Откуда же спускался ночью шелковый шнур с гирькой отвеса? И чья рука его опускала? Не в самом ли островерхом завершении башни проводила фиолетовую ночь "Ваша Е.+М."? Но там имелись лишь щели бойниц… Впрочем, шатёр завершения
Так, завелись в нём внутренние голоса и возникли видения! Хорошо хоть не открылся ему в сундуке клад с пиастрами. Нет, надо сегодня же бежать из Синежтура!
Но сундук-то был.
— Вы что-то увидели? — обеспокоенно спросил Острецов.
— Так… — небрежно выговорил Ковригин. — Просто посмотрел на свою форточку.
Взгляд его съехал по камням башни к плитам парадного двора, и была обнаружена на одной из серых плит чёрная тряпка. Подойти к ней и уж тем более поднять её Ковригин не решился.
— В университете и после него, — сказал он, — года три занимался скалолазанием. И сейчас прикинул, смог бы я спуститься по стене из назначенной мне комнаты. Выходит, что смог бы… Уступы всякие, украшения… И главное — швы промазок между камнями, чуть утопленные временем, позволили бы… Правда, руки и ноги у меня уже не те… И стена нынче влажная…
— Свиридова, — выступил вперёд Пантюхов с опохмельной чашей в руке, преподнесённой ему службой выживания, — сколько же ты всего упустила.

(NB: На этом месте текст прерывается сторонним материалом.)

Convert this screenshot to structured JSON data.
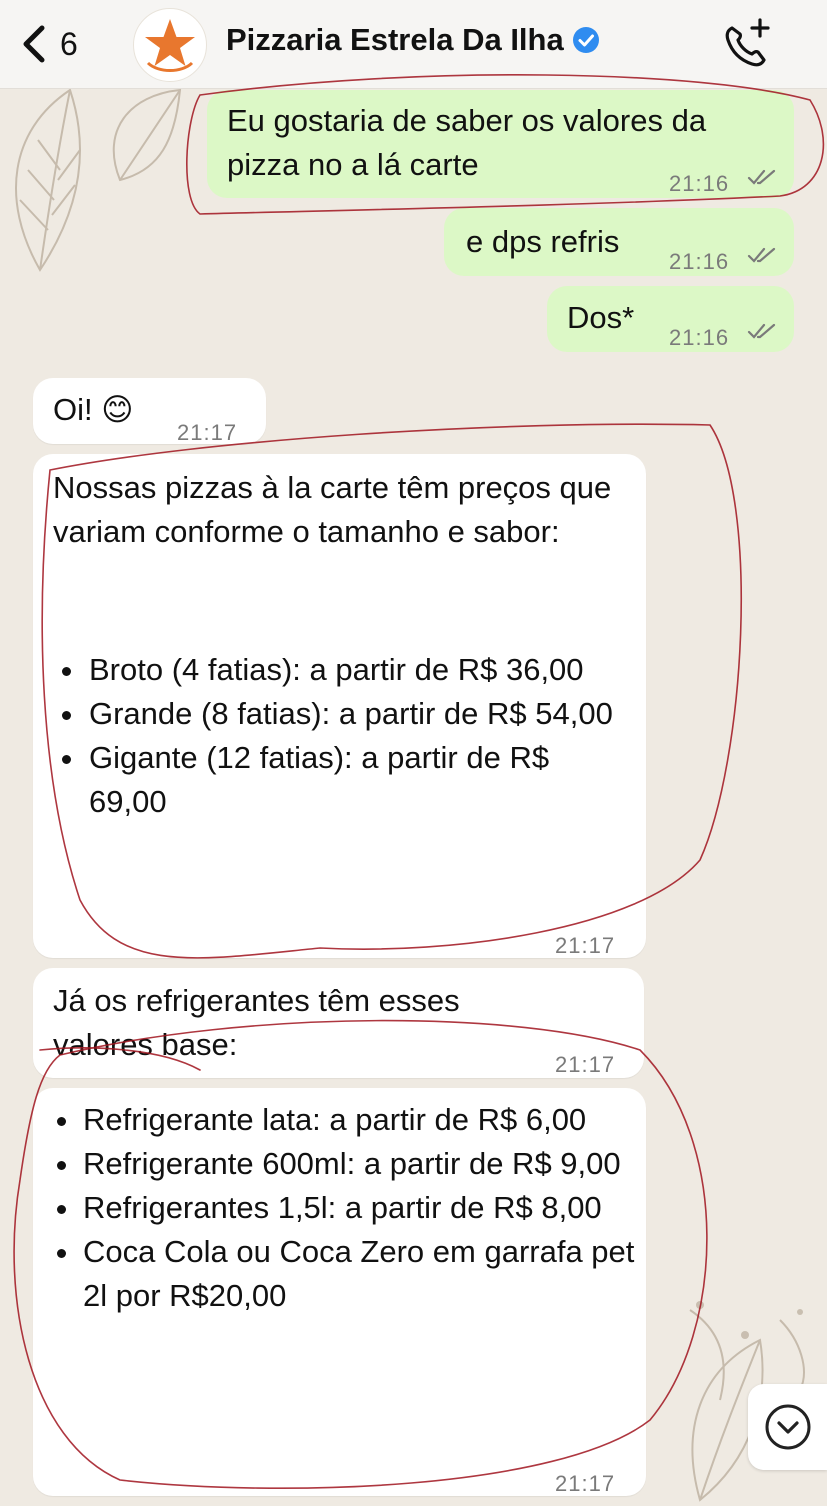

Он ведь не только сонеты сплетает, но и человек-паук, небось, и серенады при подъёмах в твои затворы петь смог бы…
— Чтоб и вам хотелось! — сказал Ковригин.

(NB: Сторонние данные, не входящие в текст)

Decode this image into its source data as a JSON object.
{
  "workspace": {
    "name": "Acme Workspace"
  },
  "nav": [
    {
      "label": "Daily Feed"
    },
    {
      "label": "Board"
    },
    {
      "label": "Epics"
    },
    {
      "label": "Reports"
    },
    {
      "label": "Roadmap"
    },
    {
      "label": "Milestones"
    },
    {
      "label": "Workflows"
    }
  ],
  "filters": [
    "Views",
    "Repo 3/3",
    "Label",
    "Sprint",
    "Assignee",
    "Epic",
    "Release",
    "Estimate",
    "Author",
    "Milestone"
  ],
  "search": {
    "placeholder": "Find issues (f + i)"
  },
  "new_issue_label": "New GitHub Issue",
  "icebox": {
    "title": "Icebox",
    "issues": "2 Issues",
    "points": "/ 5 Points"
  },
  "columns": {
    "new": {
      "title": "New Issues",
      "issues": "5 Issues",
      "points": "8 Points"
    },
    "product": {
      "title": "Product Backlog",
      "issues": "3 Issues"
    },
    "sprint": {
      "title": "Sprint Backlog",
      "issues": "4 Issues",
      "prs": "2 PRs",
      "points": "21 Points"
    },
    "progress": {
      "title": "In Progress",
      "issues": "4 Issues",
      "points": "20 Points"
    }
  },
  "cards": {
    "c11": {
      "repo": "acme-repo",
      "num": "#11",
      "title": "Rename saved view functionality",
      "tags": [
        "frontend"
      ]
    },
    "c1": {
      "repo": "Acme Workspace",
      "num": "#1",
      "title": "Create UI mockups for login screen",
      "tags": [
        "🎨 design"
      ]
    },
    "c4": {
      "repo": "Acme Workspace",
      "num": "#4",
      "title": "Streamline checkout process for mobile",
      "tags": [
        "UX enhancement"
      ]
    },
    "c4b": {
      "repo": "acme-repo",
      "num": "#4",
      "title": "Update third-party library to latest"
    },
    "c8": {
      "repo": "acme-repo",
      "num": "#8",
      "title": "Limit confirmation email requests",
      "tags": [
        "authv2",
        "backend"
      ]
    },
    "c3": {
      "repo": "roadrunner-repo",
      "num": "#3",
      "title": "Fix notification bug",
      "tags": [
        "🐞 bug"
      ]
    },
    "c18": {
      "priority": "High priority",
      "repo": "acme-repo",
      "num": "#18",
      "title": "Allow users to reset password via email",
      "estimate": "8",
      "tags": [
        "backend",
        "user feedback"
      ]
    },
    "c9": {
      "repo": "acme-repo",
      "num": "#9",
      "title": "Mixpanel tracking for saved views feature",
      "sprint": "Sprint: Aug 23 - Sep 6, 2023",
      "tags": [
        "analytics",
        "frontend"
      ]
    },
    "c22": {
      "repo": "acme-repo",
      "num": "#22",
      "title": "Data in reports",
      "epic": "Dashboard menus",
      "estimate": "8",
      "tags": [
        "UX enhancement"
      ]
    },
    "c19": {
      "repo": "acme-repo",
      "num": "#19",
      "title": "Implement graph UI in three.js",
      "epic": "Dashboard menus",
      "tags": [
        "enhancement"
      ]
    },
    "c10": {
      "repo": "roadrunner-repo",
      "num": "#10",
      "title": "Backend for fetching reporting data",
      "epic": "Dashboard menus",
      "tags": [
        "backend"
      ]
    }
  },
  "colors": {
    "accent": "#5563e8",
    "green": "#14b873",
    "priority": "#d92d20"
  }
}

— Это уж непременно! — воскликнул Пантюхов. — И на пароходы!
— Ему, Пантюхов, нужны теперь другие затворницы, — вздохнула Свиридова, — в Маринкиных башнях…
— Наталья Борисовна, — встревожился Острецов, — как это ни печально, но мне придётся на самом деле проводить вас сейчас на поселковую пристань, это в двух километрах, все ваши вещи и реквизит туда уже доставлены…
— Это и впрямь печально, — согласилась Свиридова, — но что поделаешь…
— Искусство, оно требует… — такими были первые слова Головачёва, услышанные Ковригиным в Журине.
— А что это за тряпка? — поинтересовалась вдруг дебютантка Древеснова, её журинские утомления лишь раззадорили и расцветили.
— Какая тряпка?
— Да вон валяется, чёрная! — сказала Древеснова. — Прямо под форточкой Александра Андреевича.
Древеснова подошла к тряпке, подняла её, распушила, рукой подёргала, будто желая стрясти с неё воду или грязь.
— А это, между прочим, вуаль, — сказала Древеснова. — Прямо, чтобы играть какую-нибудь испанку или португалку. К ней бы ещё веер! Александр Андреевич, вы позволите взять её на память? Как сувенир.